Lithium-ion batteries are currently the most widely used type of battery, the supply chain for which is dominated by China. Chinese battery giants are also investing heavily in developing sodium-ion batteries, which could potentially offer an alternative to lithium-based ones.

Even if Exxon’s $100 million investment in Arkansas lithium is a fraction of Exxon’s $56 billion in profits last year, these drilling rights aren’t the company’s only bets on the renewable energy future. Exxon is also investing heavily in building out its EV charging network. Additionally, a dozen oil majors, including Exxon, have backed a $1 billion fund to invest in companies in the battery space, including a nickel-zinc battery manufacturer.

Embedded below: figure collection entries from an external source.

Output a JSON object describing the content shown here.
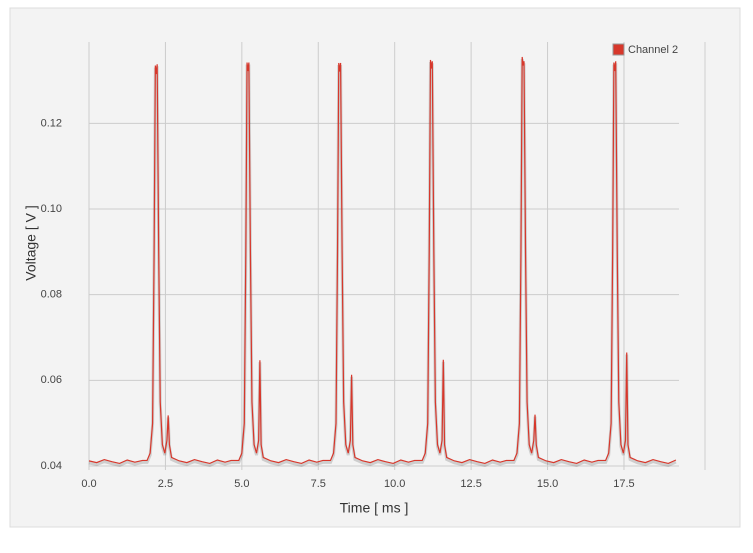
{
  "chart_data": {
    "type": "line",
    "x_label": "Time [ ms ]",
    "y_label": "Voltage [ V ]",
    "xlim": [
      0,
      19.3
    ],
    "ylim": [
      0.04,
      0.139
    ],
    "xticks": [
      {
        "value": 0,
        "label": "0.0"
      },
      2.5,
      {
        "value": 5,
        "label": "5.0"
      },
      7.5,
      {
        "value": 10,
        "label": "10.0"
      },
      12.5,
      {
        "value": 15,
        "label": "15.0"
      },
      17.5
    ],
    "yticks": [
      0.04,
      0.06,
      0.08,
      {
        "value": 0.1,
        "label": "0.10"
      },
      0.12
    ],
    "grid": true,
    "legend": "top-right",
    "x": [
      0,
      0.25,
      0.5,
      0.75,
      1,
      1.25,
      1.5,
      1.75,
      1.9,
      2,
      2.08,
      2.13,
      2.17,
      2.2,
      2.23,
      2.28,
      2.33,
      2.4,
      2.48,
      2.55,
      2.59,
      2.63,
      2.7,
      2.95,
      3.2,
      3.45,
      3.7,
      3.95,
      4.2,
      4.45,
      4.65,
      4.9,
      5,
      5.08,
      5.13,
      5.17,
      5.2,
      5.23,
      5.28,
      5.33,
      5.4,
      5.48,
      5.55,
      5.59,
      5.63,
      5.7,
      5.95,
      6.2,
      6.45,
      6.7,
      6.95,
      7.2,
      7.45,
      7.65,
      7.9,
      8,
      8.08,
      8.13,
      8.17,
      8.2,
      8.23,
      8.28,
      8.33,
      8.4,
      8.48,
      8.55,
      8.59,
      8.63,
      8.7,
      8.95,
      9.2,
      9.45,
      9.7,
      9.95,
      10.2,
      10.45,
      10.65,
      10.9,
      11,
      11.08,
      11.13,
      11.17,
      11.2,
      11.23,
      11.28,
      11.33,
      11.4,
      11.48,
      11.55,
      11.59,
      11.63,
      11.7,
      11.95,
      12.2,
      12.45,
      12.7,
      12.95,
      13.2,
      13.45,
      13.65,
      13.9,
      14,
      14.08,
      14.13,
      14.17,
      14.2,
      14.23,
      14.28,
      14.33,
      14.4,
      14.48,
      14.55,
      14.59,
      14.63,
      14.7,
      14.95,
      15.2,
      15.45,
      15.7,
      15.95,
      16.2,
      16.45,
      16.65,
      16.9,
      17,
      17.08,
      17.13,
      17.17,
      17.2,
      17.23,
      17.28,
      17.33,
      17.4,
      17.48,
      17.55,
      17.59,
      17.63,
      17.7,
      17.95,
      18.2,
      18.45,
      18.7,
      18.95,
      19.2
    ],
    "series": [
      {
        "name": "Channel 2",
        "color": "#d7372b",
        "values": [
          0.0412,
          0.0408,
          0.0415,
          0.041,
          0.0406,
          0.0414,
          0.0409,
          0.0413,
          0.0413,
          0.043,
          0.05,
          0.09,
          0.1335,
          0.1315,
          0.1338,
          0.09,
          0.055,
          0.045,
          0.043,
          0.046,
          0.0518,
          0.045,
          0.042,
          0.0412,
          0.0408,
          0.0415,
          0.041,
          0.0406,
          0.0414,
          0.0409,
          0.0413,
          0.0413,
          0.043,
          0.05,
          0.09,
          0.1342,
          0.1322,
          0.1342,
          0.09,
          0.055,
          0.045,
          0.043,
          0.046,
          0.0647,
          0.045,
          0.042,
          0.0412,
          0.0408,
          0.0415,
          0.041,
          0.0406,
          0.0414,
          0.0409,
          0.0413,
          0.0413,
          0.043,
          0.05,
          0.09,
          0.1341,
          0.1321,
          0.1341,
          0.09,
          0.055,
          0.045,
          0.043,
          0.046,
          0.0613,
          0.045,
          0.042,
          0.0412,
          0.0408,
          0.0415,
          0.041,
          0.0406,
          0.0414,
          0.0409,
          0.0413,
          0.0413,
          0.043,
          0.05,
          0.09,
          0.1348,
          0.1328,
          0.1345,
          0.09,
          0.055,
          0.045,
          0.043,
          0.046,
          0.0648,
          0.045,
          0.042,
          0.0412,
          0.0408,
          0.0415,
          0.041,
          0.0406,
          0.0414,
          0.0409,
          0.0413,
          0.0413,
          0.043,
          0.05,
          0.09,
          0.1355,
          0.1335,
          0.1345,
          0.09,
          0.055,
          0.045,
          0.043,
          0.046,
          0.052,
          0.045,
          0.042,
          0.0412,
          0.0408,
          0.0415,
          0.041,
          0.0406,
          0.0414,
          0.0409,
          0.0413,
          0.0413,
          0.043,
          0.05,
          0.09,
          0.1342,
          0.1322,
          0.1345,
          0.09,
          0.055,
          0.045,
          0.043,
          0.046,
          0.0665,
          0.045,
          0.042,
          0.0412,
          0.0408,
          0.0415,
          0.041,
          0.0406,
          0.0414
        ]
      }
    ]
  }
}
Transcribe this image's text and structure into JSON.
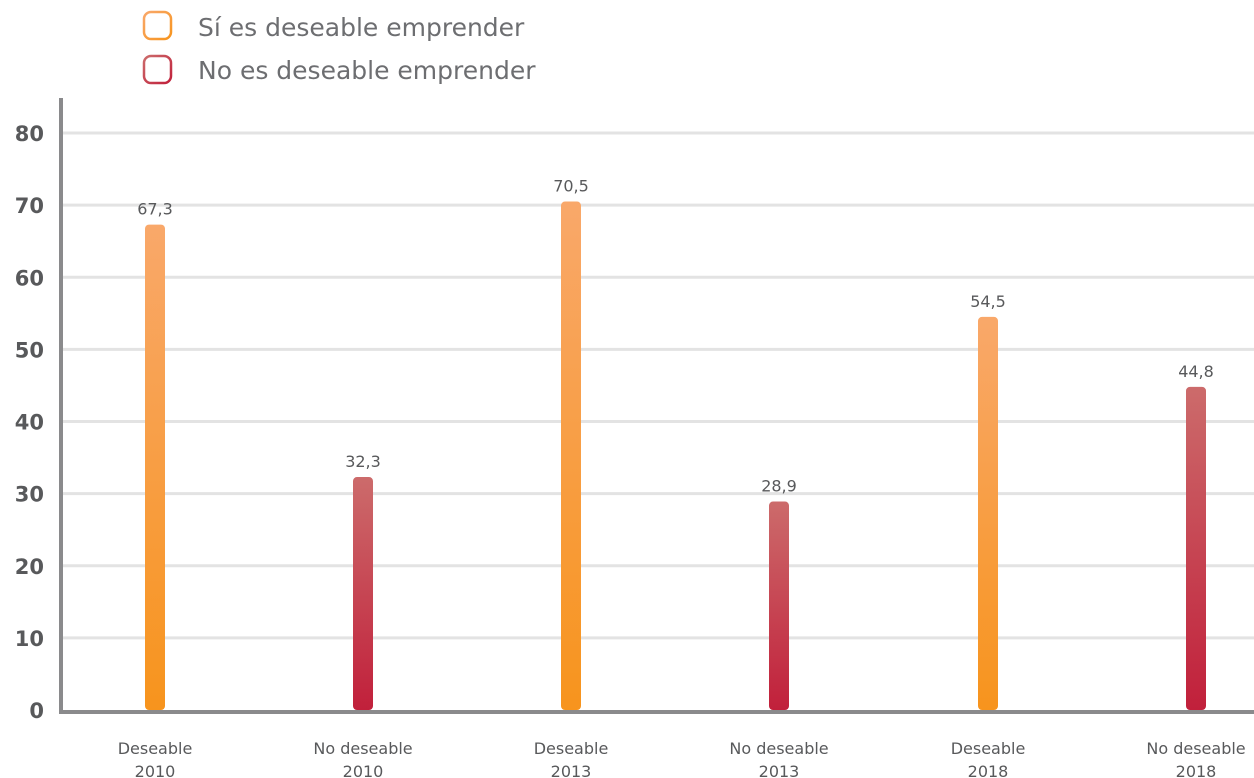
{
  "chart_data": {
    "type": "bar",
    "categories": [
      [
        "Deseable",
        "2010"
      ],
      [
        "No deseable",
        "2010"
      ],
      [
        "Deseable",
        "2013"
      ],
      [
        "No deseable",
        "2013"
      ],
      [
        "Deseable",
        "2018"
      ],
      [
        "No deseable",
        "2018"
      ]
    ],
    "values": [
      67.3,
      32.3,
      70.5,
      28.9,
      54.5,
      44.8
    ],
    "value_labels": [
      "67,3",
      "32,3",
      "70,5",
      "28,9",
      "54,5",
      "44,8"
    ],
    "bar_series": [
      0,
      1,
      0,
      1,
      0,
      1
    ],
    "series": [
      {
        "name": "Sí es deseable emprender",
        "color": "#f7941d",
        "color_light": "#f9a86a"
      },
      {
        "name": "No es deseable emprender",
        "color": "#c1203b",
        "color_light": "#cc6b6b"
      }
    ],
    "ylim": [
      0,
      80
    ],
    "yticks": [
      "0",
      "10",
      "20",
      "30",
      "40",
      "50",
      "60",
      "70",
      "80"
    ],
    "grid": true,
    "legend_position": "top-left",
    "xlabel": "",
    "ylabel": ""
  }
}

Oil majors to cash in on a future of renewable energy

Other veterans of the Big Oil era are making similar investments in minerals and batteries.

Argentina’s state oil company YPF, for example, is prospecting lithium deposits in the country’s Catamarca province and plans to set up a lithium-battery manufacturing plant. BP, meanwhile, has invested in StoreDot, whose lithium-ion batteries are designed for ultra-fast charging.

TerraLithium, a subsidiary of the hydrocarbon exploration giant Occidental Energy, is developing technology to extract lithium from underground brine. Pioneer Natural Resources, another oil and gas explorer, is looking at pulling lithium out of oil field wastewater.